The therapeutic potential of P450 2B11 was evaluated in vivo in scid mice in a tumor xenograft model. 9L tumors expressing a P450 2B11-IRES-P450R expression cassette fully regressed by day 39 of cyclophosphamide treatment compared with a 57-day cyclophosphamide treatment period required for comparable regression of 9L/2B6 tumors. Moreover, an extended tumor-free period was seen following cessation of cyclophosphamide treatment in the case of the 9L/2B11 tumors (up to 100 days) versus 9L/2B6 tumors (21–39 days). These findings highlight the advantages of using P450 2B11 to effect prodrug activation, particularly under conditions where intratumoral prodrug levels may be low (e.g., as a consequence of the reduced access that tumor cells may have to circulating cyclophosphamide as they regress in response to the antiangiogenic action of the 6-day repeating cyclophosphamide treatment schedule). In the case of 9L control tumors, cyclophosphamide effected delayed tumor regression as was seen previously (22). This can, in part, be attributed to apoptosis of the endothelial cells lining the tumor vasculature by liver-derived 4-OH-cyclophosphamide (23). Overall, the dramatic regression of both 9L/2B11 and 9L/2B6 tumors indicates a direct tumor cytotoxic action associated with intratumoral cyclophosphamide activation in addition to the endothelial cell-directed, antiangiogenic mechanism that is associated with liver cyclophosphamide activation, which may apply equally well to 9L control and 9L/P450 tumors.
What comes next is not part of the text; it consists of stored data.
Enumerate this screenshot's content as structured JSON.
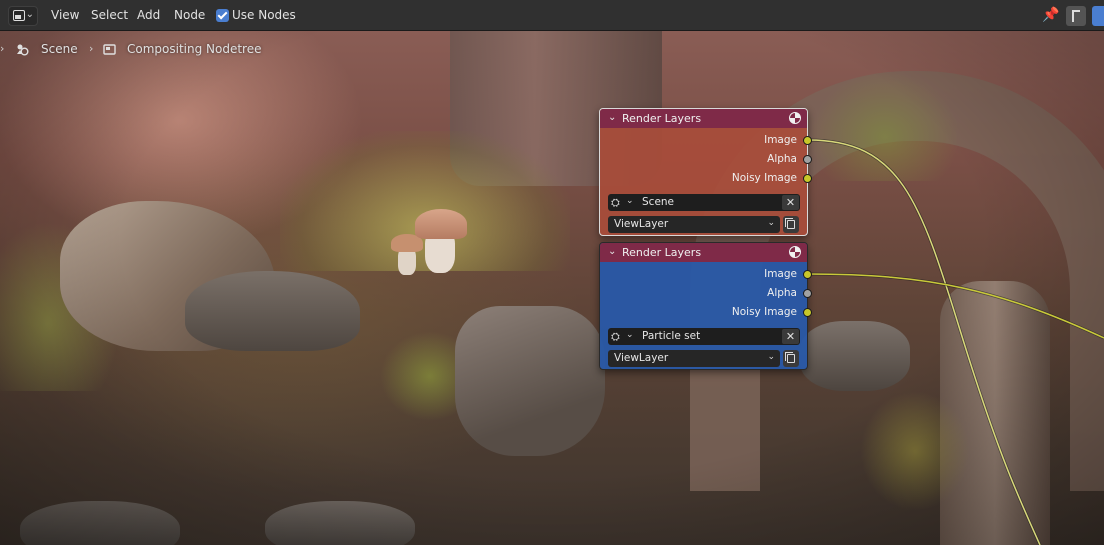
{
  "header": {
    "menu": [
      "View",
      "Select",
      "Add",
      "Node"
    ],
    "use_nodes_label": "Use Nodes",
    "use_nodes_checked": true
  },
  "breadcrumb": {
    "scene": "Scene",
    "nodetree": "Compositing Nodetree"
  },
  "colors": {
    "accent": "#4a7ed0",
    "node_header": "#7f2a48",
    "socket_image": "#c7c729",
    "socket_alpha": "#a1a1a1",
    "node1_body": "#a84c3a",
    "node2_body": "#2858a8"
  },
  "nodes": [
    {
      "title": "Render Layers",
      "outputs": [
        "Image",
        "Alpha",
        "Noisy Image"
      ],
      "scene": "Scene",
      "view_layer": "ViewLayer"
    },
    {
      "title": "Render Layers",
      "outputs": [
        "Image",
        "Alpha",
        "Noisy Image"
      ],
      "scene": "Particle set",
      "view_layer": "ViewLayer"
    }
  ]
}
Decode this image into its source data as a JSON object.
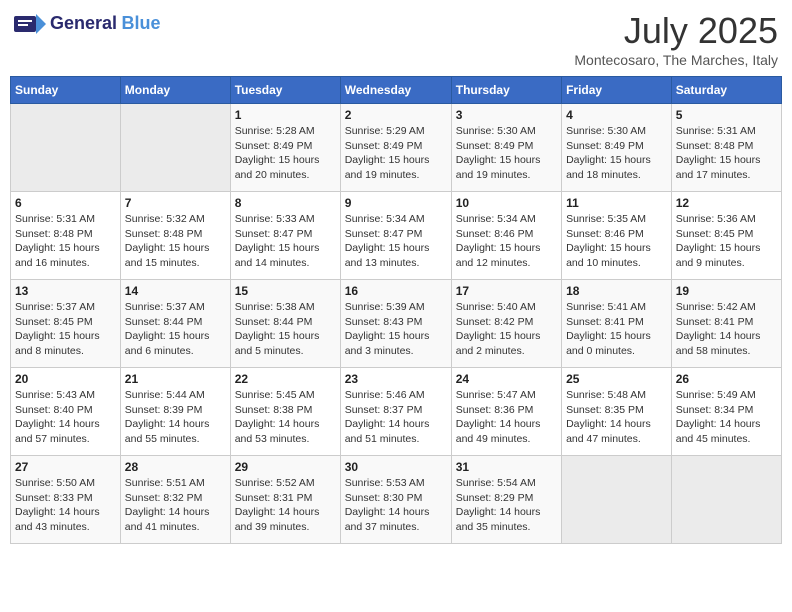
{
  "header": {
    "logo_general": "General",
    "logo_blue": "Blue",
    "title": "July 2025",
    "subtitle": "Montecosaro, The Marches, Italy"
  },
  "weekdays": [
    "Sunday",
    "Monday",
    "Tuesday",
    "Wednesday",
    "Thursday",
    "Friday",
    "Saturday"
  ],
  "weeks": [
    [
      {
        "day": "",
        "empty": true
      },
      {
        "day": "",
        "empty": true
      },
      {
        "day": "1",
        "sunrise": "Sunrise: 5:28 AM",
        "sunset": "Sunset: 8:49 PM",
        "daylight": "Daylight: 15 hours and 20 minutes."
      },
      {
        "day": "2",
        "sunrise": "Sunrise: 5:29 AM",
        "sunset": "Sunset: 8:49 PM",
        "daylight": "Daylight: 15 hours and 19 minutes."
      },
      {
        "day": "3",
        "sunrise": "Sunrise: 5:30 AM",
        "sunset": "Sunset: 8:49 PM",
        "daylight": "Daylight: 15 hours and 19 minutes."
      },
      {
        "day": "4",
        "sunrise": "Sunrise: 5:30 AM",
        "sunset": "Sunset: 8:49 PM",
        "daylight": "Daylight: 15 hours and 18 minutes."
      },
      {
        "day": "5",
        "sunrise": "Sunrise: 5:31 AM",
        "sunset": "Sunset: 8:48 PM",
        "daylight": "Daylight: 15 hours and 17 minutes."
      }
    ],
    [
      {
        "day": "6",
        "sunrise": "Sunrise: 5:31 AM",
        "sunset": "Sunset: 8:48 PM",
        "daylight": "Daylight: 15 hours and 16 minutes."
      },
      {
        "day": "7",
        "sunrise": "Sunrise: 5:32 AM",
        "sunset": "Sunset: 8:48 PM",
        "daylight": "Daylight: 15 hours and 15 minutes."
      },
      {
        "day": "8",
        "sunrise": "Sunrise: 5:33 AM",
        "sunset": "Sunset: 8:47 PM",
        "daylight": "Daylight: 15 hours and 14 minutes."
      },
      {
        "day": "9",
        "sunrise": "Sunrise: 5:34 AM",
        "sunset": "Sunset: 8:47 PM",
        "daylight": "Daylight: 15 hours and 13 minutes."
      },
      {
        "day": "10",
        "sunrise": "Sunrise: 5:34 AM",
        "sunset": "Sunset: 8:46 PM",
        "daylight": "Daylight: 15 hours and 12 minutes."
      },
      {
        "day": "11",
        "sunrise": "Sunrise: 5:35 AM",
        "sunset": "Sunset: 8:46 PM",
        "daylight": "Daylight: 15 hours and 10 minutes."
      },
      {
        "day": "12",
        "sunrise": "Sunrise: 5:36 AM",
        "sunset": "Sunset: 8:45 PM",
        "daylight": "Daylight: 15 hours and 9 minutes."
      }
    ],
    [
      {
        "day": "13",
        "sunrise": "Sunrise: 5:37 AM",
        "sunset": "Sunset: 8:45 PM",
        "daylight": "Daylight: 15 hours and 8 minutes."
      },
      {
        "day": "14",
        "sunrise": "Sunrise: 5:37 AM",
        "sunset": "Sunset: 8:44 PM",
        "daylight": "Daylight: 15 hours and 6 minutes."
      },
      {
        "day": "15",
        "sunrise": "Sunrise: 5:38 AM",
        "sunset": "Sunset: 8:44 PM",
        "daylight": "Daylight: 15 hours and 5 minutes."
      },
      {
        "day": "16",
        "sunrise": "Sunrise: 5:39 AM",
        "sunset": "Sunset: 8:43 PM",
        "daylight": "Daylight: 15 hours and 3 minutes."
      },
      {
        "day": "17",
        "sunrise": "Sunrise: 5:40 AM",
        "sunset": "Sunset: 8:42 PM",
        "daylight": "Daylight: 15 hours and 2 minutes."
      },
      {
        "day": "18",
        "sunrise": "Sunrise: 5:41 AM",
        "sunset": "Sunset: 8:41 PM",
        "daylight": "Daylight: 15 hours and 0 minutes."
      },
      {
        "day": "19",
        "sunrise": "Sunrise: 5:42 AM",
        "sunset": "Sunset: 8:41 PM",
        "daylight": "Daylight: 14 hours and 58 minutes."
      }
    ],
    [
      {
        "day": "20",
        "sunrise": "Sunrise: 5:43 AM",
        "sunset": "Sunset: 8:40 PM",
        "daylight": "Daylight: 14 hours and 57 minutes."
      },
      {
        "day": "21",
        "sunrise": "Sunrise: 5:44 AM",
        "sunset": "Sunset: 8:39 PM",
        "daylight": "Daylight: 14 hours and 55 minutes."
      },
      {
        "day": "22",
        "sunrise": "Sunrise: 5:45 AM",
        "sunset": "Sunset: 8:38 PM",
        "daylight": "Daylight: 14 hours and 53 minutes."
      },
      {
        "day": "23",
        "sunrise": "Sunrise: 5:46 AM",
        "sunset": "Sunset: 8:37 PM",
        "daylight": "Daylight: 14 hours and 51 minutes."
      },
      {
        "day": "24",
        "sunrise": "Sunrise: 5:47 AM",
        "sunset": "Sunset: 8:36 PM",
        "daylight": "Daylight: 14 hours and 49 minutes."
      },
      {
        "day": "25",
        "sunrise": "Sunrise: 5:48 AM",
        "sunset": "Sunset: 8:35 PM",
        "daylight": "Daylight: 14 hours and 47 minutes."
      },
      {
        "day": "26",
        "sunrise": "Sunrise: 5:49 AM",
        "sunset": "Sunset: 8:34 PM",
        "daylight": "Daylight: 14 hours and 45 minutes."
      }
    ],
    [
      {
        "day": "27",
        "sunrise": "Sunrise: 5:50 AM",
        "sunset": "Sunset: 8:33 PM",
        "daylight": "Daylight: 14 hours and 43 minutes."
      },
      {
        "day": "28",
        "sunrise": "Sunrise: 5:51 AM",
        "sunset": "Sunset: 8:32 PM",
        "daylight": "Daylight: 14 hours and 41 minutes."
      },
      {
        "day": "29",
        "sunrise": "Sunrise: 5:52 AM",
        "sunset": "Sunset: 8:31 PM",
        "daylight": "Daylight: 14 hours and 39 minutes."
      },
      {
        "day": "30",
        "sunrise": "Sunrise: 5:53 AM",
        "sunset": "Sunset: 8:30 PM",
        "daylight": "Daylight: 14 hours and 37 minutes."
      },
      {
        "day": "31",
        "sunrise": "Sunrise: 5:54 AM",
        "sunset": "Sunset: 8:29 PM",
        "daylight": "Daylight: 14 hours and 35 minutes."
      },
      {
        "day": "",
        "empty": true
      },
      {
        "day": "",
        "empty": true
      }
    ]
  ]
}
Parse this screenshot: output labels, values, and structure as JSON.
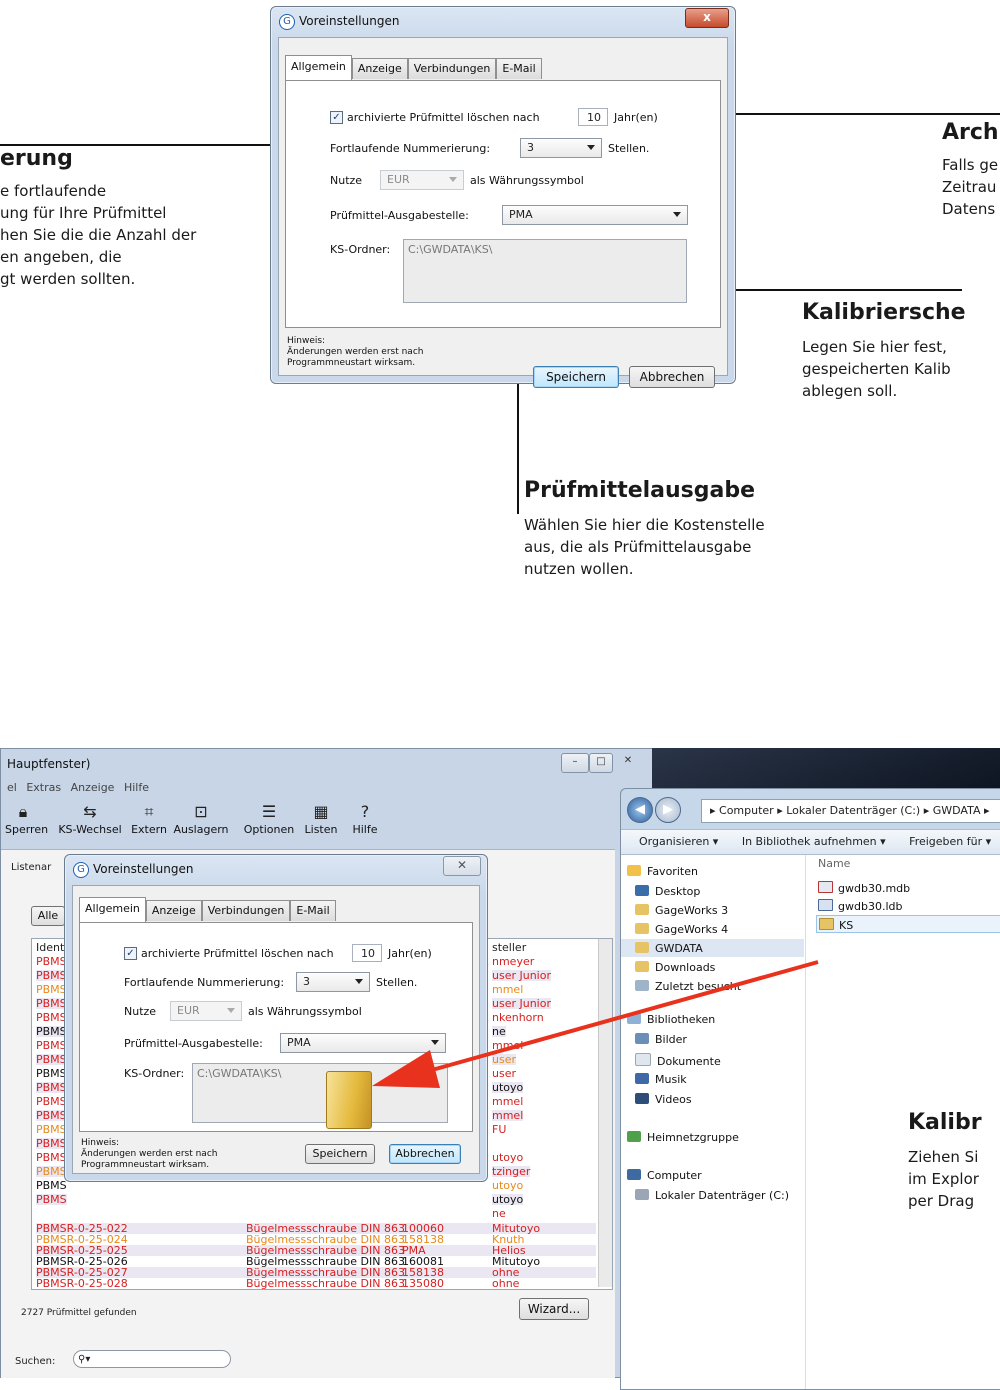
{
  "callouts": {
    "left": {
      "title": "erung",
      "lines": [
        "e fortlaufende",
        "ung für Ihre Prüfmittel",
        "hen Sie die die Anzahl der",
        "en angeben, die",
        "gt werden sollten."
      ]
    },
    "right_top": {
      "title": "Arch",
      "lines": [
        "Falls ge",
        "Zeitrau",
        "Datens"
      ]
    },
    "right_mid": {
      "title": "Kalibriersche",
      "lines": [
        "Legen Sie hier fest,",
        "gespeicherten Kalib",
        "ablegen soll."
      ]
    },
    "bottom": {
      "title": "Prüfmittelausgabe",
      "lines": [
        "Wählen Sie hier die Kostenstelle",
        "aus, die als Prüfmittelausgabe",
        "nutzen wollen."
      ]
    },
    "explorer": {
      "title": "Kalibr",
      "lines": [
        "Ziehen Si",
        "im Explor",
        "per Drag"
      ]
    }
  },
  "dialog": {
    "title": "Voreinstellungen",
    "close_label": "x",
    "tabs": [
      "Allgemein",
      "Anzeige",
      "Verbindungen",
      "E-Mail"
    ],
    "archive_checkbox_label": "archivierte Prüfmittel löschen nach",
    "archive_checked": true,
    "archive_value": "10",
    "archive_unit": "Jahr(en)",
    "numbering_label": "Fortlaufende Nummerierung:",
    "numbering_value": "3",
    "numbering_unit": "Stellen.",
    "currency_prefix": "Nutze",
    "currency_value": "EUR",
    "currency_suffix": "als Währungssymbol",
    "issue_label": "Prüfmittel-Ausgabestelle:",
    "issue_value": "PMA",
    "folder_label": "KS-Ordner:",
    "folder_value": "C:\\GWDATA\\KS\\",
    "hint_lines": [
      "Hinweis:",
      "Änderungen werden erst nach",
      "Programmneustart wirksam."
    ],
    "save_label": "Speichern",
    "cancel_label": "Abbrechen"
  },
  "app": {
    "title": "Hauptfenster)",
    "menu": [
      "el",
      "Extras",
      "Anzeige",
      "Hilfe"
    ],
    "toolbar": [
      "Sperren",
      "KS-Wechsel",
      "Extern",
      "Auslagern",
      "Optionen",
      "Listen",
      "Hilfe"
    ],
    "list_tab": "Listenar",
    "filter_button": "Alle",
    "col_ident": "Ident",
    "col_owner": "steller",
    "status": "2727 Prüfmittel gefunden",
    "wizard_label": "Wizard...",
    "search_label": "Suchen:",
    "left_rows": [
      {
        "t": "PBMS",
        "c": "#d62020"
      },
      {
        "t": "PBMS",
        "c": "#d62020"
      },
      {
        "t": "PBMS",
        "c": "#e88a1a"
      },
      {
        "t": "PBMS",
        "c": "#d62020"
      },
      {
        "t": "PBMS",
        "c": "#d62020"
      },
      {
        "t": "PBMS",
        "c": "#111111"
      },
      {
        "t": "PBMS",
        "c": "#d62020"
      },
      {
        "t": "PBMS",
        "c": "#d62020"
      },
      {
        "t": "PBMS",
        "c": "#111111"
      },
      {
        "t": "PBMS",
        "c": "#d62020"
      },
      {
        "t": "PBMS",
        "c": "#d62020"
      },
      {
        "t": "PBMS",
        "c": "#d62020"
      },
      {
        "t": "PBMS",
        "c": "#e88a1a"
      },
      {
        "t": "PBMS",
        "c": "#d62020"
      },
      {
        "t": "PBMS",
        "c": "#d62020"
      },
      {
        "t": "PBMS",
        "c": "#e88a1a"
      },
      {
        "t": "PBMS",
        "c": "#111111"
      },
      {
        "t": "PBMS",
        "c": "#d62020"
      }
    ],
    "right_rows": [
      {
        "t": "nmeyer",
        "c": "#d62020"
      },
      {
        "t": "user Junior",
        "c": "#d62020"
      },
      {
        "t": "mmel",
        "c": "#e88a1a"
      },
      {
        "t": "user Junior",
        "c": "#d62020"
      },
      {
        "t": "nkenhorn",
        "c": "#d62020"
      },
      {
        "t": "ne",
        "c": "#111111"
      },
      {
        "t": "mmel",
        "c": "#d62020"
      },
      {
        "t": "user",
        "c": "#e88a1a"
      },
      {
        "t": "user",
        "c": "#d62020"
      },
      {
        "t": "utoyo",
        "c": "#111111"
      },
      {
        "t": "mmel",
        "c": "#d62020"
      },
      {
        "t": "mmel",
        "c": "#d62020"
      },
      {
        "t": "FU",
        "c": "#d62020"
      },
      {
        "t": "",
        "c": "#111111"
      },
      {
        "t": "utoyo",
        "c": "#d62020"
      },
      {
        "t": "tzinger",
        "c": "#d62020"
      },
      {
        "t": "utoyo",
        "c": "#e88a1a"
      },
      {
        "t": "utoyo",
        "c": "#111111"
      },
      {
        "t": "ne",
        "c": "#d62020"
      }
    ],
    "bottom_rows": [
      {
        "id": "PBMSR-0-25-022",
        "desc": "Bügelmessschraube DIN 863",
        "loc": "100060",
        "own": "Mitutoyo",
        "c": "#d62020"
      },
      {
        "id": "PBMSR-0-25-024",
        "desc": "Bügelmessschraube DIN 863",
        "loc": "158138",
        "own": "Knuth",
        "c": "#e88a1a"
      },
      {
        "id": "PBMSR-0-25-025",
        "desc": "Bügelmessschraube DIN 863",
        "loc": "PMA",
        "own": "Helios",
        "c": "#d62020"
      },
      {
        "id": "PBMSR-0-25-026",
        "desc": "Bügelmessschraube DIN 863",
        "loc": "160081",
        "own": "Mitutoyo",
        "c": "#111111"
      },
      {
        "id": "PBMSR-0-25-027",
        "desc": "Bügelmessschraube DIN 863",
        "loc": "158138",
        "own": "ohne",
        "c": "#d62020"
      },
      {
        "id": "PBMSR-0-25-028",
        "desc": "Bügelmessschraube DIN 863",
        "loc": "135080",
        "own": "ohne",
        "c": "#d62020"
      }
    ]
  },
  "explorer": {
    "breadcrumb": "▸ Computer ▸ Lokaler Datenträger (C:) ▸ GWDATA ▸",
    "commands": [
      "Organisieren ▾",
      "In Bibliothek aufnehmen ▾",
      "Freigeben für ▾"
    ],
    "name_header": "Name",
    "nav": [
      "Favoriten",
      "Desktop",
      "GageWorks 3",
      "GageWorks 4",
      "GWDATA",
      "Downloads",
      "Zuletzt besucht",
      "Bibliotheken",
      "Bilder",
      "Dokumente",
      "Musik",
      "Videos",
      "Heimnetzgruppe",
      "Computer",
      "Lokaler Datenträger (C:)"
    ],
    "files": [
      "gwdb30.mdb",
      "gwdb30.ldb",
      "KS"
    ]
  },
  "colors": {
    "arrow": "#e8321e",
    "accent": "#3c7fb1",
    "warning": "#d62020",
    "orange": "#e88a1a"
  }
}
The response of 9L/2B6 tumors to the metronomic, 6-day cyclophosphamide treatment schedule seen in the present study was less dramatic than that seen in a previous study, where cyclophosphamide had a more immediate inhibitory effect on tumor growth (22). Moreover, the initial response of 9L/2B11 tumors in the present study was not apparently different from that of 9L/2B6 tumors. One possible explanation could be that, in the present study, the 9L/P450 tumors were derived from pools of retrovirus-infected 9L cells, each composed of several thousand independent clones. Each clone may express the P450, and P450R, with a markedly different efficiency, depending on where in the genome the retroviral sequence is inserted, and as a consequence, each clone may respond to cyclophosphamide in an idiosyncratic manner. In contrast, the 9L/2B6 tumors studied earlier were derived from a unique high P450 activity clone selected for high P450 2B6 expression (22). Consequently, all of the 9L/2B6 tumor cells responded to cyclophosphamide rapidly and in a similar manner. This conclusion is supported by immunohistochemical analysis of the present 9L/2B6 and 9L/2B11 tumors, which revealed substantial heterogeneity with respect to P450 expression at the time of initial cyclophosphamide treatment, with many of the tumor cells expressing little or no detectable P450 2B protein.²

In conclusion, the present study shows the utility of the low K_m cyclophosphamide and ifosfamide 4-hydroxylase P450 2B11 for prodrug activation cancer gene therapy. The use of this enzyme in combination with P450R, coupled with a replication-conditional viral vector for gene delivery, may facilitate the development of more effective therapeutic approaches to cancer treatment.